ACSA
** L’exploitant des grands aéroports sud-africains affiche, pour l’exercice 2024/25, un chiffre d’affaires de 7,9 milliards de rands et un bénéfice net d’environ 1,1 milliard — un retournement comptable spectaculaire dans un pays où l’électricité vacille et où le carburant aviation reste une importation stratégique.
À propos de ACSA
1. Modèle économique
ACSA (Airports Company South Africa) est une société d’État qui possère et opère les neuf aéroports majeurs du pays — dont OR Tambo (Johannesburg), Le Cap et King Shaka (Durban) — et tire l’essentiel de ses revenus de redevances aéronautiques (pistes, terminaux) et d’activités non aéronautiques (commerce, immobilier, stationnement). Pour l’année close le 31 mars 2025, le groupe publie un chiffre d’affaires d’environ 7,9 milliards ZAR, en hausse d’environ 12,5 %, avec une part aéronautique voisine de 4,1 milliards ZAR et une part non aéronautique d’environ 3,8 milliards ZAR, détaille la rubrique relations investisseurs et le rapport intégré déposé au Parlement (PDF). Le résultat net avoisine 1,1 milliard ZAR après 472 millions l’année précédente, selon la même documentation et le communiqué SENS récapitulatif. Les dépenses de personnel ont fortement augmenté (ordre de 2,1 milliards ZAR, +30 % environ), en lien notamment avec l’internalisation de fonctions de sûreté — ce qui alourdit la structure mais clarifie le périmètre opérationnel. Un programme d’environ 21,7 milliards ZAR sur plusieurs années (modernisation, capacité, conformité) a été porté sur la place publique et relayé par la presse spécialisée comme Engineering News et Creamer Media. Effectif consolidé 2024/25 : non repris de façon fiable dans les extraits consultés hors rapport complet — on reste donc sur la masse salariale publiée plutôt que sur un nombre de têtes arrondi.
2. Impact réel
Côté climat, le bilan « scope territorial » d’un aéroport reste dominé par l’énergie importée par les avions : la neutralité carbone 2050, revérifiée dans la presse sud-africaine, concerne surtout l’empreinte propre des sites (électricité bâtiments, véhicules, construction), pas le kérosène brûlé en vol — rappel utile quand on compare aux cadres européens (PPE, CSRD) qui, eux, poussent à la donnée infra-sectorielle. ACSA déploie toutefois des fermes solaires sur plusieurs aéroports régionaux pour réduire la prise sur le réseau et lisser les aléas de délestage, comme le documentent ESG Global et l’article de synthèse Daily Maverick (objectif neutralité carbone en @ 2050, démarche Airport Carbon Accreditation avec quatre grands sites déjà en niveau 2). Des ordres de grandeur historiques sur le solaire (parts de consommation couvertes, MWh retirés au réseau) existent dans la presse technique — par exemple le volet historique Mail & Guardian — mais un inventaire CO₂ consolidé ici exigerait le rapport RSE intégral, non synthétisé dans cette veille. Recherche France : aucune analyse ADEME ou « Connaissance des Énergies » dédiée à ACSA n’est apparue ; les références ADEME sur l’aéronautique restent génériques (exemple de publication sectorielle), sans liaison publique à cette entité.

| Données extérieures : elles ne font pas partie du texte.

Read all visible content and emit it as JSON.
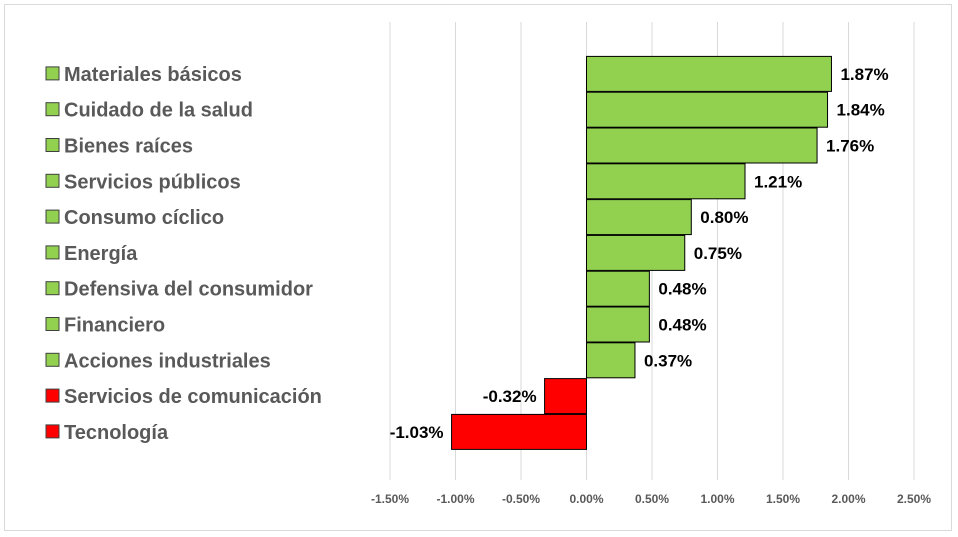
{
  "chart_data": {
    "type": "bar",
    "orientation": "horizontal",
    "categories": [
      "Materiales básicos",
      "Cuidado de la salud",
      "Bienes raíces",
      "Servicios públicos",
      "Consumo cíclico",
      "Energía",
      "Defensiva del consumidor",
      "Financiero",
      "Acciones industriales",
      "Servicios de comunicación",
      "Tecnología"
    ],
    "values": [
      1.87,
      1.84,
      1.76,
      1.21,
      0.8,
      0.75,
      0.48,
      0.48,
      0.37,
      -0.32,
      -1.03
    ],
    "value_labels": [
      "1.87%",
      "1.84%",
      "1.76%",
      "1.21%",
      "0.80%",
      "0.75%",
      "0.48%",
      "0.48%",
      "0.37%",
      "-0.32%",
      "-1.03%"
    ],
    "x_ticks": [
      -1.5,
      -1.0,
      -0.5,
      0.0,
      0.5,
      1.0,
      1.5,
      2.0,
      2.5
    ],
    "x_tick_labels": [
      "-1.50%",
      "-1.00%",
      "-0.50%",
      "0.00%",
      "0.50%",
      "1.00%",
      "1.50%",
      "2.00%",
      "2.50%"
    ],
    "xlim": [
      -1.5,
      2.5
    ],
    "title": "",
    "xlabel": "",
    "ylabel": "",
    "grid": "vertical",
    "legend_position": "left",
    "colors": {
      "positive": "#92d050",
      "negative": "#ff0000",
      "bar_border": "#000000",
      "grid": "#d9d9d9",
      "legend_text": "#595959",
      "tick_text": "#595959"
    }
  }
}
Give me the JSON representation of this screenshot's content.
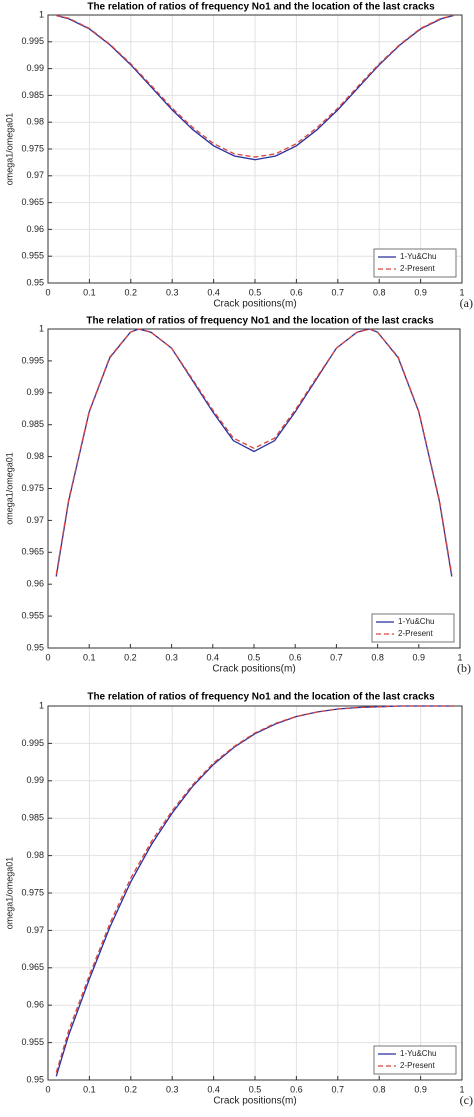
{
  "chart_data": [
    {
      "type": "line",
      "title": "The relation of ratios of frequency No1 and the location of the last cracks",
      "xlabel": "Crack positions(m)",
      "ylabel": "omega1/omega01",
      "label": "(a)",
      "x": [
        0.02,
        0.05,
        0.1,
        0.15,
        0.2,
        0.25,
        0.3,
        0.35,
        0.4,
        0.45,
        0.5,
        0.55,
        0.6,
        0.65,
        0.7,
        0.75,
        0.8,
        0.85,
        0.9,
        0.95,
        0.98
      ],
      "series": [
        {
          "name": "1-Yu&Chu",
          "color": "#2a2f9e",
          "style": "solid",
          "values": [
            0.9999,
            0.9993,
            0.9974,
            0.9944,
            0.9907,
            0.9865,
            0.9823,
            0.9786,
            0.9756,
            0.9737,
            0.973,
            0.9737,
            0.9756,
            0.9786,
            0.9823,
            0.9865,
            0.9907,
            0.9944,
            0.9974,
            0.9993,
            0.9999
          ]
        },
        {
          "name": "2-Present",
          "color": "#d9433c",
          "style": "dashed",
          "values": [
            0.9999,
            0.9994,
            0.9975,
            0.9945,
            0.9909,
            0.9868,
            0.9826,
            0.979,
            0.976,
            0.9741,
            0.9735,
            0.9741,
            0.976,
            0.979,
            0.9826,
            0.9868,
            0.9909,
            0.9945,
            0.9975,
            0.9994,
            0.9999
          ]
        }
      ],
      "xlim": [
        0,
        1
      ],
      "xticks": [
        0,
        0.1,
        0.2,
        0.3,
        0.4,
        0.5,
        0.6,
        0.7,
        0.8,
        0.9,
        1
      ],
      "ylim": [
        0.95,
        1
      ],
      "yticks": [
        0.95,
        0.955,
        0.96,
        0.965,
        0.97,
        0.975,
        0.98,
        0.985,
        0.99,
        0.995,
        1
      ],
      "grid": true,
      "legend": "lower right"
    },
    {
      "type": "line",
      "title": "The relation of ratios of frequency No1 and the location of the last cracks",
      "xlabel": "Crack positions(m)",
      "ylabel": "omega1/omega01",
      "label": "(b)",
      "x": [
        0.02,
        0.05,
        0.1,
        0.15,
        0.2,
        0.22,
        0.25,
        0.3,
        0.35,
        0.4,
        0.45,
        0.5,
        0.55,
        0.6,
        0.65,
        0.7,
        0.75,
        0.78,
        0.8,
        0.85,
        0.9,
        0.95,
        0.98
      ],
      "series": [
        {
          "name": "1-Yu&Chu",
          "color": "#2a2f9e",
          "style": "solid",
          "values": [
            0.9612,
            0.973,
            0.987,
            0.9955,
            0.9995,
            1,
            0.9995,
            0.997,
            0.992,
            0.987,
            0.9825,
            0.9808,
            0.9825,
            0.987,
            0.992,
            0.997,
            0.9995,
            1,
            0.9995,
            0.9955,
            0.987,
            0.973,
            0.9612
          ]
        },
        {
          "name": "2-Present",
          "color": "#d9433c",
          "style": "dashed",
          "values": [
            0.9615,
            0.9732,
            0.9871,
            0.9956,
            0.9995,
            1,
            0.9995,
            0.997,
            0.9922,
            0.9873,
            0.9829,
            0.9813,
            0.9829,
            0.9873,
            0.9922,
            0.997,
            0.9995,
            1,
            0.9995,
            0.9956,
            0.9871,
            0.9732,
            0.9615
          ]
        }
      ],
      "xlim": [
        0,
        1
      ],
      "xticks": [
        0,
        0.1,
        0.2,
        0.3,
        0.4,
        0.5,
        0.6,
        0.7,
        0.8,
        0.9,
        1
      ],
      "ylim": [
        0.95,
        1
      ],
      "yticks": [
        0.95,
        0.955,
        0.96,
        0.965,
        0.97,
        0.975,
        0.98,
        0.985,
        0.99,
        0.995,
        1
      ],
      "grid": false,
      "legend": "lower right"
    },
    {
      "type": "line",
      "title": "The relation of ratios of frequency No1 and the location of the last cracks",
      "xlabel": "Crack positions(m)",
      "ylabel": "omega1/omega01",
      "label": "(c)",
      "x": [
        0.02,
        0.05,
        0.1,
        0.15,
        0.2,
        0.25,
        0.3,
        0.35,
        0.4,
        0.45,
        0.5,
        0.55,
        0.6,
        0.65,
        0.7,
        0.75,
        0.8,
        0.85,
        0.9,
        0.95,
        0.98
      ],
      "series": [
        {
          "name": "1-Yu&Chu",
          "color": "#2a2f9e",
          "style": "solid",
          "values": [
            0.9505,
            0.956,
            0.9635,
            0.9705,
            0.9765,
            0.9815,
            0.9857,
            0.9893,
            0.9922,
            0.9945,
            0.9963,
            0.9976,
            0.9986,
            0.9992,
            0.9996,
            0.9998,
            0.9999,
            1,
            1,
            1,
            1
          ]
        },
        {
          "name": "2-Present",
          "color": "#d9433c",
          "style": "dashed",
          "values": [
            0.951,
            0.9566,
            0.964,
            0.971,
            0.977,
            0.9819,
            0.986,
            0.9895,
            0.9924,
            0.9946,
            0.9964,
            0.9977,
            0.9986,
            0.9992,
            0.9996,
            0.9998,
            0.9999,
            1,
            1,
            1,
            1
          ]
        }
      ],
      "xlim": [
        0,
        1
      ],
      "xticks": [
        0,
        0.1,
        0.2,
        0.3,
        0.4,
        0.5,
        0.6,
        0.7,
        0.8,
        0.9,
        1
      ],
      "ylim": [
        0.95,
        1
      ],
      "yticks": [
        0.95,
        0.955,
        0.96,
        0.965,
        0.97,
        0.975,
        0.98,
        0.985,
        0.99,
        0.995,
        1
      ],
      "grid": true,
      "legend": "lower right"
    }
  ]
}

3. Innovations / partenariats
Après la panne majeure qui a fragilisé l’alimentation de l’aéroport du Cap en janvier 2025, ACSA a annoncé un volet d’investissements incluant solaire et trigénération, ainsi qu’un renforcement des moyens de secours, selon Energize — mouvement classique : réseau en first resort, actifs en backup. Parallèlement, le plan multi-milliards mélange pistes, terminaux et « efficience » ; la radio économique a mis en avant une part non négligeable consacrée au numérique et à l’efficacité énergétique dans ce programme (Jacaranda FM). Les partenariats médiatisés portent surtout sur chaîne d’approvisionnement, sûreté et financement obligataire plutôt que sur des start-up « climate-tech » isolées — logique de monopole régulé.

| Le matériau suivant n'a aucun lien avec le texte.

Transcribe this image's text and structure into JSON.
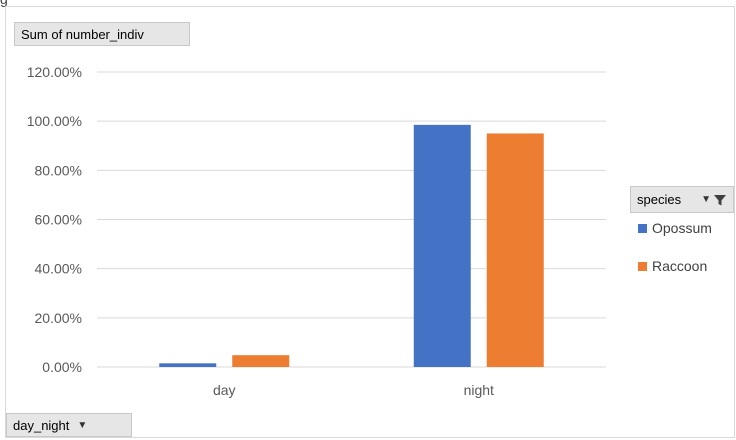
{
  "window": {
    "edge_letter": "g"
  },
  "chart_data": {
    "type": "bar",
    "categories": [
      "day",
      "night"
    ],
    "series": [
      {
        "name": "Opossum",
        "values": [
          1.5,
          98.5
        ],
        "color": "#4472c4"
      },
      {
        "name": "Raccoon",
        "values": [
          4.8,
          95.0
        ],
        "color": "#ed7d31"
      }
    ],
    "ylim": [
      0,
      120
    ],
    "yticks": [
      0,
      20,
      40,
      60,
      80,
      100,
      120
    ],
    "ytick_labels": [
      "0.00%",
      "20.00%",
      "40.00%",
      "60.00%",
      "80.00%",
      "100.00%",
      "120.00%"
    ],
    "grid": true,
    "legend_placement": "right",
    "value_field_label": "Sum of number_indiv",
    "legend_field_label": "species",
    "axis_field_label": "day_night",
    "gridline_color": "#d9d9d9"
  }
}
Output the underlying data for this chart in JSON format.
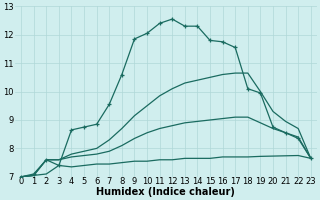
{
  "xlabel": "Humidex (Indice chaleur)",
  "bg_color": "#d0eeee",
  "grid_color": "#b0d8d8",
  "line_color": "#1a6b60",
  "xlim": [
    -0.5,
    23.5
  ],
  "ylim": [
    7,
    13
  ],
  "xticks": [
    0,
    1,
    2,
    3,
    4,
    5,
    6,
    7,
    8,
    9,
    10,
    11,
    12,
    13,
    14,
    15,
    16,
    17,
    18,
    19,
    20,
    21,
    22,
    23
  ],
  "yticks": [
    7,
    8,
    9,
    10,
    11,
    12,
    13
  ],
  "series1_x": [
    0,
    1,
    2,
    3,
    4,
    5,
    6,
    7,
    8,
    9,
    10,
    11,
    12,
    13,
    14,
    15,
    16,
    17,
    18,
    19,
    20,
    21,
    22,
    23
  ],
  "series1_y": [
    7.0,
    7.05,
    7.1,
    7.4,
    7.35,
    7.4,
    7.45,
    7.45,
    7.5,
    7.55,
    7.55,
    7.6,
    7.6,
    7.65,
    7.65,
    7.65,
    7.7,
    7.7,
    7.7,
    7.72,
    7.73,
    7.74,
    7.75,
    7.65
  ],
  "series2_x": [
    0,
    1,
    2,
    3,
    4,
    5,
    6,
    7,
    8,
    9,
    10,
    11,
    12,
    13,
    14,
    15,
    16,
    17,
    18,
    19,
    20,
    21,
    22,
    23
  ],
  "series2_y": [
    7.0,
    7.05,
    7.6,
    7.6,
    7.7,
    7.75,
    7.8,
    7.9,
    8.1,
    8.35,
    8.55,
    8.7,
    8.8,
    8.9,
    8.95,
    9.0,
    9.05,
    9.1,
    9.1,
    8.9,
    8.7,
    8.55,
    8.4,
    7.65
  ],
  "series3_x": [
    0,
    1,
    2,
    3,
    4,
    5,
    6,
    7,
    8,
    9,
    10,
    11,
    12,
    13,
    14,
    15,
    16,
    17,
    18,
    19,
    20,
    21,
    22,
    23
  ],
  "series3_y": [
    7.0,
    7.05,
    7.6,
    7.6,
    7.8,
    7.9,
    8.0,
    8.3,
    8.7,
    9.15,
    9.5,
    9.85,
    10.1,
    10.3,
    10.4,
    10.5,
    10.6,
    10.65,
    10.65,
    10.0,
    9.3,
    8.95,
    8.7,
    7.65
  ],
  "series4_x": [
    0,
    1,
    2,
    3,
    4,
    5,
    6,
    7,
    8,
    9,
    10,
    11,
    12,
    13,
    14,
    15,
    16,
    17,
    18,
    19,
    20,
    21,
    22,
    23
  ],
  "series4_y": [
    7.0,
    7.1,
    7.6,
    7.4,
    8.65,
    8.75,
    8.85,
    9.55,
    10.6,
    11.85,
    12.05,
    12.4,
    12.55,
    12.3,
    12.3,
    11.8,
    11.75,
    11.55,
    10.1,
    9.95,
    8.75,
    8.55,
    8.35,
    7.65
  ],
  "linewidth": 0.9,
  "fontsize_label": 7,
  "fontsize_tick": 6
}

4. Greenwashing / zones grises
Le principal risque de décalage narratif est structurel : brandir le solaire terminal pendant que le modèle d’affaires repose sur un hub extrêmement exposé au jet fuel importé. En avril 2026, la presse aéronautique relève des couverts de stock tombés à quelques jours (ordre de 4–6 jours) sur Johannesburg et Le Cap, avec surveillance renforcée des flux — signe d’une vulnérabilité logistique documentée, pas d’une opinion (FlyTech News). Dans le même temps, le prix du kérosène a explosé sur une fenêtre courte — ordre de 8,50 à 30 ZAR/litre entre février et avril 2026 selon Travel News, ce qui teste la « résilience verte » côté coûts. Côté gouvernance, le conseil a ordonné en mars 2025 une enquête forensique sur des irrégularités d’achats en supply chain (SABC News), et la controverse autour d’un marché de 3,15 milliards ZAR sur le contrôle bagages — avec rejet d’appel en 2025 au profit d’ACS — montre à quel point les gros contrats techniques peuvent bloquer la « modernisation » affichée (The Citizen). Enfin, l’annulation d’un appel d’offres « smart security » au montant disputé (3 à 6 milliards ZAR) et la procédure judiciaire associée en mars 2026 alimentent le soupçon de décisions d’achat politiquement sensibles (Daily Star).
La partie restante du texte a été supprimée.